Von Humboldt was a geographer, a naturalist and an explorer.
"He was a major figure in the classical period of physical geography and biogeography, areas of science now included in the earth sciences and ecology," according to Encyclopedia Britannica, and his main goal in life was scientific exploration.
In 1799, he got his wish, and for the next five years, he and French botanist Aime Bonpland conducted scientific research in Central and South America. The two covered more than 6,000 miles, studying grasslands, scrublands, rivers, oceans, dense tropical forests, mountains and volcanos, according to the encyclopedia.
"Humboldt and Bonpland returned with an immense amount of information," the encyclopedia entry states. "In addition to a vast collection of new plants, there were determinations of longitudes and latitudes, measurements of the components of the Earth’s geomagnetic field, and daily observations of temperatures and barometric pressure, as well as statistical data on the social and economic conditions of Mexico."
Humboldt would devote the next 23 years to publications on the data accumulated during his travels.

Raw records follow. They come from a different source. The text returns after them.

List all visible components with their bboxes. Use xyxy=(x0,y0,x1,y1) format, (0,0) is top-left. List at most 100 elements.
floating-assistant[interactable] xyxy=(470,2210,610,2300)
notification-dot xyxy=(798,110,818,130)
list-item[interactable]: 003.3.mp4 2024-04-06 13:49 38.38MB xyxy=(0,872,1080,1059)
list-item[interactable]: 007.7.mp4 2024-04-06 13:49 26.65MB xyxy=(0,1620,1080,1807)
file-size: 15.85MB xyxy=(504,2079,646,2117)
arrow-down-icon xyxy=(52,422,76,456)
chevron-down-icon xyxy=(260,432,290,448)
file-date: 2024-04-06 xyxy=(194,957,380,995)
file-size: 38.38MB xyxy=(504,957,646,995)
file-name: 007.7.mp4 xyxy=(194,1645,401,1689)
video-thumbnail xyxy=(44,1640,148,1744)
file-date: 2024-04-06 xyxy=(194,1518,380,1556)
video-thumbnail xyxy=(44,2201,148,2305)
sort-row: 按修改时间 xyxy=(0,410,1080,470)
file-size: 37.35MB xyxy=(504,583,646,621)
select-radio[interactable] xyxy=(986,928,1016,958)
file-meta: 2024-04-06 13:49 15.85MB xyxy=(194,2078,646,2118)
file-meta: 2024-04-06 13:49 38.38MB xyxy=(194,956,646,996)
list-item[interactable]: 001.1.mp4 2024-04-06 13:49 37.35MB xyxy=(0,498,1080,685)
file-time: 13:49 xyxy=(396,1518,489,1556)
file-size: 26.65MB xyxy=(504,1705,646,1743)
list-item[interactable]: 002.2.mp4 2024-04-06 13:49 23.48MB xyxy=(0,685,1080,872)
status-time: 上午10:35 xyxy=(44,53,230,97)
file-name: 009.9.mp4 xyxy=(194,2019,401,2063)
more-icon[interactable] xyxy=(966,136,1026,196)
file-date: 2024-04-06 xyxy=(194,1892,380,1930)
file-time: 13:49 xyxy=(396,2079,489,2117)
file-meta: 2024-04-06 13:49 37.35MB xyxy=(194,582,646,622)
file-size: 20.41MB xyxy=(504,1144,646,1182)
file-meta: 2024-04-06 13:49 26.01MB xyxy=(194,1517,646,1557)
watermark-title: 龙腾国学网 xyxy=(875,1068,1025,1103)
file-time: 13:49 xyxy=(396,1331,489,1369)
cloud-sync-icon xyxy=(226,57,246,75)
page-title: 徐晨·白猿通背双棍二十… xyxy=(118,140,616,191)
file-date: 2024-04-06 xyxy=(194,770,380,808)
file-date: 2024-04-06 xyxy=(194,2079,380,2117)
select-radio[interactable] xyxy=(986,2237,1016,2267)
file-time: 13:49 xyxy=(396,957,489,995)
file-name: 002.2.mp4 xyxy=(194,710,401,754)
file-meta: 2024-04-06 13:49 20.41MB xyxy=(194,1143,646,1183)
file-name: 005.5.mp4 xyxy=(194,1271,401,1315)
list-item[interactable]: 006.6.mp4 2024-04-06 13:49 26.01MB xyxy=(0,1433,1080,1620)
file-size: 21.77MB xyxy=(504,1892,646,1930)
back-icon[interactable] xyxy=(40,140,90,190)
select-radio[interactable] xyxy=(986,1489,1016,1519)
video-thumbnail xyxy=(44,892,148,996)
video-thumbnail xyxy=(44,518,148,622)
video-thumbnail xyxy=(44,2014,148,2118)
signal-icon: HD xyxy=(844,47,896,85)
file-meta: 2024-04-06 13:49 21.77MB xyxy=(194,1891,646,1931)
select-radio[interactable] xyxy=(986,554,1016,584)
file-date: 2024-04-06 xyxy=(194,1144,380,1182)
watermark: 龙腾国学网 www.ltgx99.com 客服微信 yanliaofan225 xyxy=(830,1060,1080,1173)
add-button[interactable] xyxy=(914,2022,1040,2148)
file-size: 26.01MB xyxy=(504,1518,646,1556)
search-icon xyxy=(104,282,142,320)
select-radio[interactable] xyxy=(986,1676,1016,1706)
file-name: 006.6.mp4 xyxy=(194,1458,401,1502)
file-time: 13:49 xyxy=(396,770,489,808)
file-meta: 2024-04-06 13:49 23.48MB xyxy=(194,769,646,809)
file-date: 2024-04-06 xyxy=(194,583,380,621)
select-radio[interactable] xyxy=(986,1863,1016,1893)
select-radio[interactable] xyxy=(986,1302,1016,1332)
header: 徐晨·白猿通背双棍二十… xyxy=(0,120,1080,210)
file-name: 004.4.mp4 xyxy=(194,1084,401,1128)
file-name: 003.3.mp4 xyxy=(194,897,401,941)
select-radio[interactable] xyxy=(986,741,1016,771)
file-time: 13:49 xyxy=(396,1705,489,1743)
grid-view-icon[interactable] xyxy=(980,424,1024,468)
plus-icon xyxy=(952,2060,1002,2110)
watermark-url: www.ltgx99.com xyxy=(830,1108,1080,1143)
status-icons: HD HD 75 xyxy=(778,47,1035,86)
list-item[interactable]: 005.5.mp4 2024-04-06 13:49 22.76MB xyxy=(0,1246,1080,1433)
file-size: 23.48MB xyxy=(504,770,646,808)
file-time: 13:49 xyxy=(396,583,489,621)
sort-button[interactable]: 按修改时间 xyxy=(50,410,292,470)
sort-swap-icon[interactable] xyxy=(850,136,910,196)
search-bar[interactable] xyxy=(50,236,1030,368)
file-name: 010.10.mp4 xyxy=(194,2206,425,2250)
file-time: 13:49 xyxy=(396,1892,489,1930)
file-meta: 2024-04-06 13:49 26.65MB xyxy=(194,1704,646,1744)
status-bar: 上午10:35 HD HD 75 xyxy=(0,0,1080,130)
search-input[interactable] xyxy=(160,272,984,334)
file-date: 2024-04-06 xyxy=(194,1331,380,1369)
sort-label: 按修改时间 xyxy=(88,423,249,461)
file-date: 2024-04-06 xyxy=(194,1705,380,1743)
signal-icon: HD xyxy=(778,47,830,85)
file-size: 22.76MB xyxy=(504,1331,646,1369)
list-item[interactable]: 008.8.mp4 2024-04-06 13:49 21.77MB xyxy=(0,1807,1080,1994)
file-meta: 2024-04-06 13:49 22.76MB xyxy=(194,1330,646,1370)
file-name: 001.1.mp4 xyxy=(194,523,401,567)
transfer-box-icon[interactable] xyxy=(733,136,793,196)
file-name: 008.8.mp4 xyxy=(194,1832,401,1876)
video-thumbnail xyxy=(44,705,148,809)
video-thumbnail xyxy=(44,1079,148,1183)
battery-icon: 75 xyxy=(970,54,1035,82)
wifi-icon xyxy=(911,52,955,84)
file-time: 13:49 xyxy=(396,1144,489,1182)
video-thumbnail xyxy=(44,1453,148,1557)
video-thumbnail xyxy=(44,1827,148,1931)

And he’d spend the final 25 years of his life working on "Kosmos," a series of five volumes on the structure of the universe.
"He’s the most influence scientist you’ve never heard of," Carroll said. "He made a great impact, but was a bit under the radar — like us."
His impact, as well as the broad scope of his studies, makes von Humboldt one of the few scientists in history who can represent all of SNR’s program areas.